Fifteen people sat around a long table in the Springs neighborhood of Sonoma on a recent Tuesday night. A plate of chocolate cupcakes and a bowl of tangerines rested on the table, which was covered in white cloth. A decorated Christmas tree rotated in a corner of the room.
This was no festive holiday gathering, though. The neighbors had come together to discuss a proposal floated at a public meeting two weeks earlier and to hash out ways to prevent it from becoming a reality.
“I am praying to God this is not a done deal,” Springs resident Veronica Napoles said.
At the earlier Nov. 15 public meeting, and a Spanish-language version the following night, the idea of a public-private partnership to develop a community plaza in a long-neglected, unincorporated area north of downtown Sonoma was proposed.
The plaza would be located in the Springs neighborhood, just north of the historic Boyes Hot Springs Post Office on Highway 12, near the center of a 2-mile corridor that runs through Boyes, Fetters Hot Springs and Agua Caliente.
Though the plan is nothing more than a loose concept right now, it has quickly met organized opposition. Those who attended the Nov. 29 brainstorming session had concerns about traffic, use of public funding and talk of an underground parking garage.
But their skepticism had more to do with who is behind the proposal.
On the private side of this hypothetical public-private partnership is Ken Mattson, who along with his wife, Stacy, — and their many limited liability companies — have purchased more than 60 properties in the Sonoma Valley since they showed up on the radar about seven years ago.
Many of those parcels sit dormant or in a state of semi-repair, leading to widespread suspicions about the Mattsons’ goals.
If people are discussing development issues in Sonoma these days, Ken Mattson is probably the elephant in the room.
“If it was someone else — let’s say it was some regular person that cared about the community who said, ‘I want to build a plaza’ — yeah, we would probably take the time to listen to them,” resident Mary Samson acknowledged at the house meeting. “Because they would maybe have finished what they started.”
Mattson did not respond to requests for comment, but the project manager for the Springs Plaza Development Team, Daniel Crowley, emailed a statement Monday.
“We’re pleased with how productive the public meetings were last month,” Crowley wrote. “ … As we’re still in the listening stage to determine what the community views as the best use for a public plaza, it’s premature to comment regarding plans for the site. The feedback gathered from the community will guide our plans and the next phase of this process. We look forward to working together with the community on next steps.”
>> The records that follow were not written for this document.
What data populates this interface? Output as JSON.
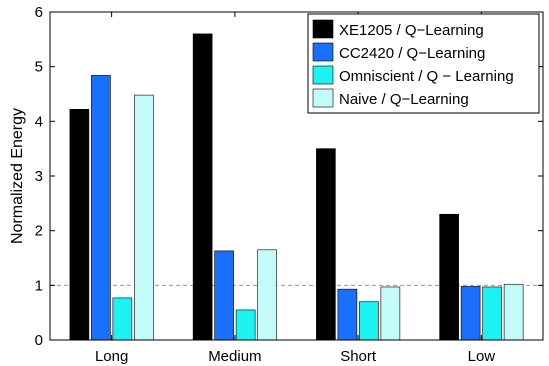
{
  "chart_data": {
    "type": "bar",
    "title": "",
    "xlabel": "",
    "ylabel": "Normalized Energy",
    "ylim": [
      0,
      6
    ],
    "yticks": [
      0,
      1,
      2,
      3,
      4,
      5,
      6
    ],
    "categories": [
      "Long",
      "Medium",
      "Short",
      "Low"
    ],
    "reference_line": {
      "y": 1,
      "style": "dashed",
      "color": "#9a9a9a"
    },
    "grid": false,
    "legend_position": "top-right",
    "series": [
      {
        "name": "XE1205 / Q−Learning",
        "color": "#000000",
        "values": [
          4.22,
          5.6,
          3.5,
          2.3
        ]
      },
      {
        "name": "CC2420 / Q−Learning",
        "color": "#1a6fff",
        "values": [
          4.84,
          1.63,
          0.93,
          0.98
        ]
      },
      {
        "name": "Omniscient / Q − Learning",
        "color": "#1df2f2",
        "values": [
          0.77,
          0.55,
          0.7,
          0.97
        ]
      },
      {
        "name": "Naive / Q−Learning",
        "color": "#c3fbfb",
        "values": [
          4.48,
          1.65,
          0.97,
          1.02
        ]
      }
    ]
  }
}
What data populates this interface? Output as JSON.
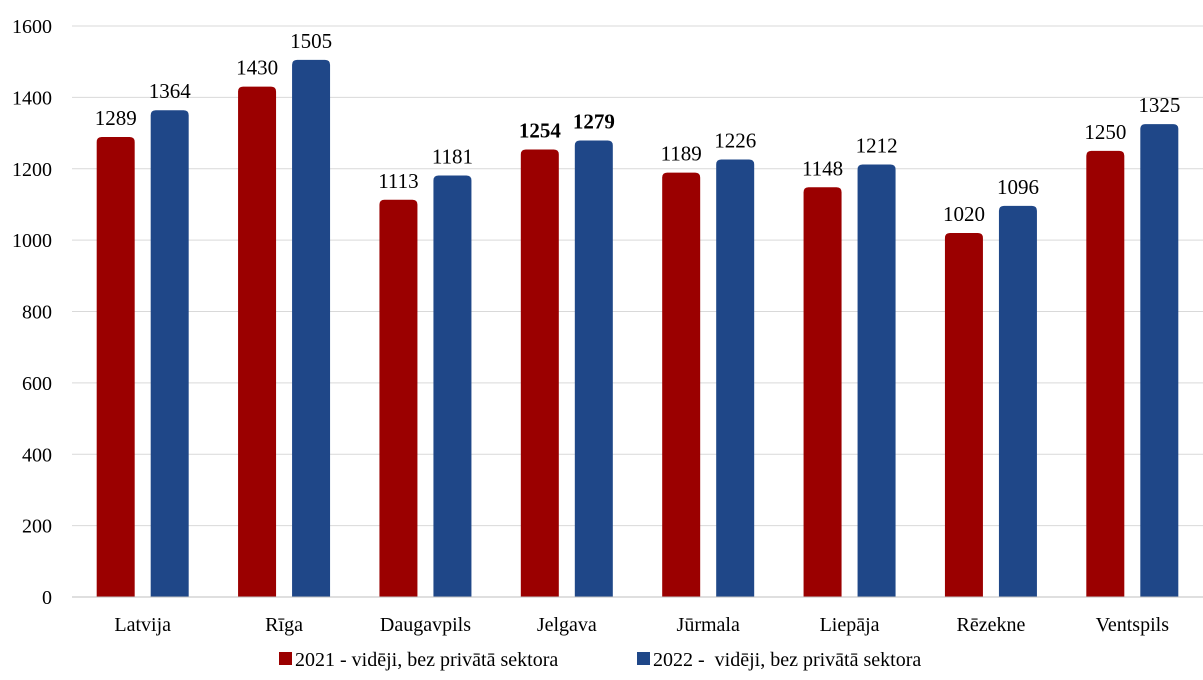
{
  "chart_data": {
    "type": "bar",
    "title": "",
    "xlabel": "",
    "ylabel": "",
    "ylim": [
      0,
      1600
    ],
    "yticks": [
      0,
      200,
      400,
      600,
      800,
      1000,
      1200,
      1400,
      1600
    ],
    "grid": true,
    "legend_position": "bottom",
    "categories": [
      "Latvija",
      "Rīga",
      "Daugavpils",
      "Jelgava",
      "Jūrmala",
      "Liepāja",
      "Rēzekne",
      "Ventspils"
    ],
    "series": [
      {
        "name": "2021 - vidēji, bez privātā sektora",
        "color": "#9b0000",
        "values": [
          1289,
          1430,
          1113,
          1254,
          1189,
          1148,
          1020,
          1250
        ]
      },
      {
        "name": "2022 -  vidēji, bez privātā sektora",
        "color": "#1f4788",
        "values": [
          1364,
          1505,
          1181,
          1279,
          1226,
          1212,
          1096,
          1325
        ]
      }
    ],
    "bold_label_categories": [
      "Jelgava"
    ]
  }
}
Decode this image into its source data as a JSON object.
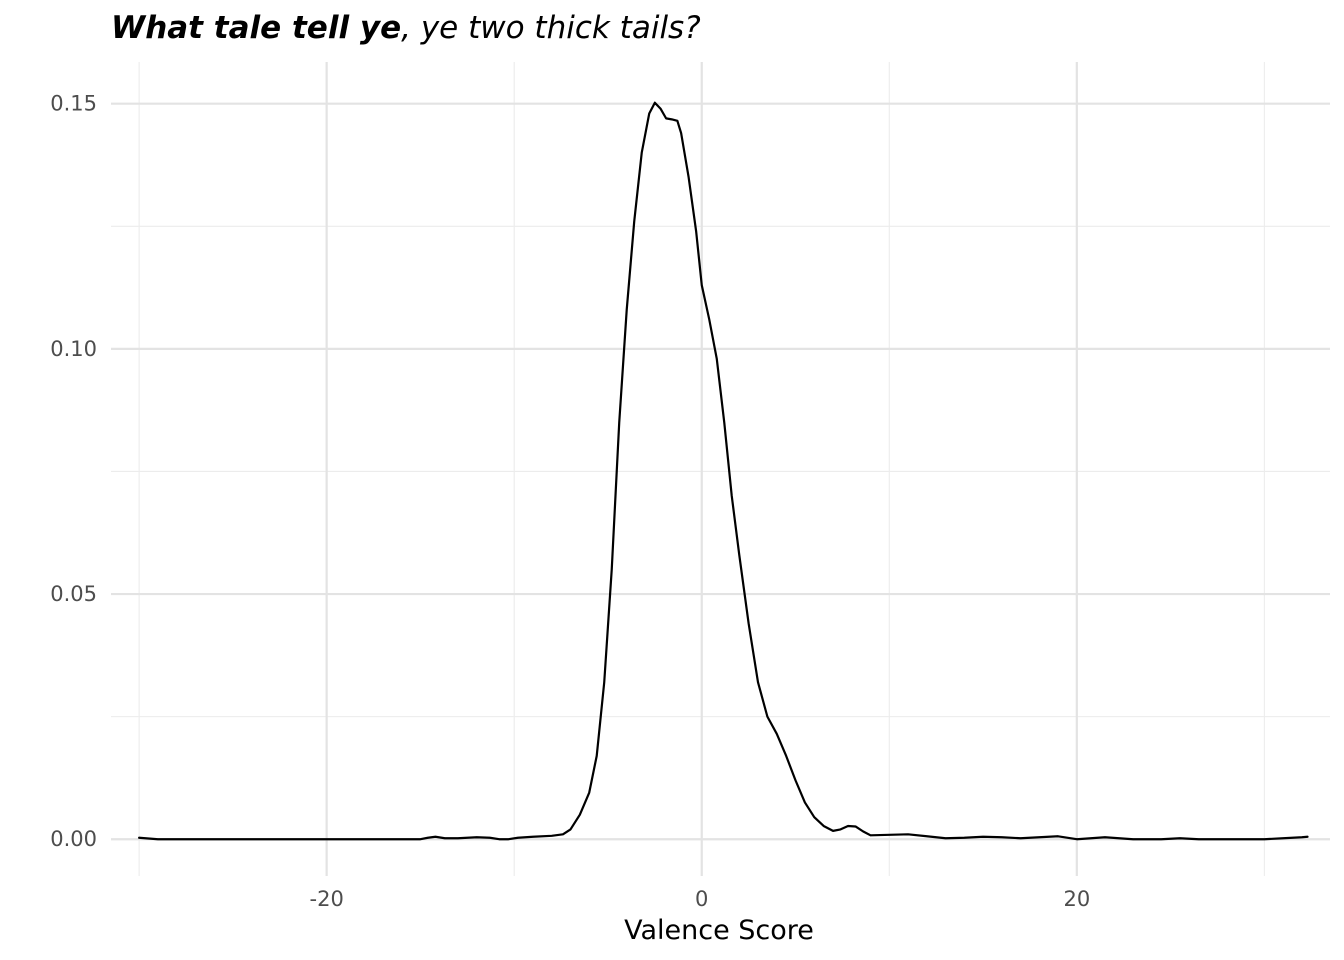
{
  "chart_data": {
    "type": "area",
    "title_bold": "What tale tell ye",
    "title_rest": ", ye two thick tails?",
    "xlabel": "Valence Score",
    "ylabel": "",
    "xlim": [
      -31.5,
      33.5
    ],
    "ylim": [
      -0.0075,
      0.1585
    ],
    "grid": true,
    "x_major_ticks": [
      -20,
      0,
      20
    ],
    "x_tick_labels": [
      "-20",
      "0",
      "20"
    ],
    "x_minor_ticks": [
      -30,
      -10,
      10,
      30
    ],
    "y_major_ticks": [
      0.0,
      0.05,
      0.1,
      0.15
    ],
    "y_tick_labels": [
      "0.00",
      "0.05",
      "0.10",
      "0.15"
    ],
    "y_minor_ticks": [
      0.025,
      0.075,
      0.125
    ],
    "series": [
      {
        "line_color": "#000000",
        "points": [
          [
            -30.0,
            0.0003
          ],
          [
            -29.0,
            0.0
          ],
          [
            -27.0,
            0.0
          ],
          [
            -24.0,
            0.0
          ],
          [
            -20.0,
            0.0
          ],
          [
            -18.0,
            0.0
          ],
          [
            -15.0,
            0.0
          ],
          [
            -14.6,
            0.0003
          ],
          [
            -14.2,
            0.0005
          ],
          [
            -13.7,
            0.0002
          ],
          [
            -13.0,
            0.0002
          ],
          [
            -12.0,
            0.0004
          ],
          [
            -11.3,
            0.0003
          ],
          [
            -10.8,
            0.0
          ],
          [
            -10.3,
            0.0
          ],
          [
            -9.8,
            0.0003
          ],
          [
            -9.0,
            0.0005
          ],
          [
            -8.0,
            0.0007
          ],
          [
            -7.4,
            0.001
          ],
          [
            -7.0,
            0.002
          ],
          [
            -6.5,
            0.005
          ],
          [
            -6.0,
            0.0095
          ],
          [
            -5.6,
            0.017
          ],
          [
            -5.2,
            0.032
          ],
          [
            -4.8,
            0.055
          ],
          [
            -4.4,
            0.085
          ],
          [
            -4.0,
            0.108
          ],
          [
            -3.6,
            0.126
          ],
          [
            -3.2,
            0.14
          ],
          [
            -2.8,
            0.148
          ],
          [
            -2.5,
            0.1502
          ],
          [
            -2.2,
            0.149
          ],
          [
            -1.9,
            0.147
          ],
          [
            -1.6,
            0.1468
          ],
          [
            -1.3,
            0.1465
          ],
          [
            -1.1,
            0.144
          ],
          [
            -0.7,
            0.135
          ],
          [
            -0.3,
            0.124
          ],
          [
            0.0,
            0.113
          ],
          [
            0.4,
            0.106
          ],
          [
            0.8,
            0.098
          ],
          [
            1.2,
            0.085
          ],
          [
            1.6,
            0.07
          ],
          [
            2.0,
            0.058
          ],
          [
            2.5,
            0.044
          ],
          [
            3.0,
            0.032
          ],
          [
            3.5,
            0.025
          ],
          [
            4.0,
            0.0215
          ],
          [
            4.5,
            0.017
          ],
          [
            5.0,
            0.012
          ],
          [
            5.5,
            0.0075
          ],
          [
            6.0,
            0.0045
          ],
          [
            6.5,
            0.0027
          ],
          [
            7.0,
            0.0017
          ],
          [
            7.4,
            0.002
          ],
          [
            7.8,
            0.0027
          ],
          [
            8.2,
            0.0026
          ],
          [
            8.6,
            0.0016
          ],
          [
            9.0,
            0.0008
          ],
          [
            10.0,
            0.0009
          ],
          [
            11.0,
            0.001
          ],
          [
            12.0,
            0.0006
          ],
          [
            13.0,
            0.0002
          ],
          [
            14.0,
            0.0003
          ],
          [
            15.0,
            0.0005
          ],
          [
            16.0,
            0.0004
          ],
          [
            17.0,
            0.0002
          ],
          [
            18.0,
            0.0004
          ],
          [
            19.0,
            0.0006
          ],
          [
            20.0,
            0.0
          ],
          [
            21.5,
            0.0004
          ],
          [
            23.0,
            0.0
          ],
          [
            24.5,
            0.0
          ],
          [
            25.5,
            0.0002
          ],
          [
            26.5,
            0.0
          ],
          [
            27.5,
            0.0
          ],
          [
            29.0,
            0.0
          ],
          [
            30.0,
            0.0
          ],
          [
            31.0,
            0.0002
          ],
          [
            32.0,
            0.0004
          ],
          [
            32.3,
            0.0005
          ]
        ]
      }
    ]
  }
}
Mattson did speak for slightly less than two minutes at the Nov. 15 public meeting, telling the audience that he understands their concerns while stressing, like Crowley, that any ideas presented that night would be recorded and taken into consideration.
“I want to be very clear, there is no predisposed idea that we have set in our mind that this is how it’s going to look, and we’re just going to try and navigate to that point,” Mattson said.
To many who were in attendance that night, it wasn’t nearly enough to engender confidence.
“Without clarifying what he intends to do with the building, it doesn’t make sense for us to be ‘open’ about the plaza,” said Angela Marino, who attended both public sessions. “The problem is that we have no confidence in the developer, nor in the developer-county relationship.”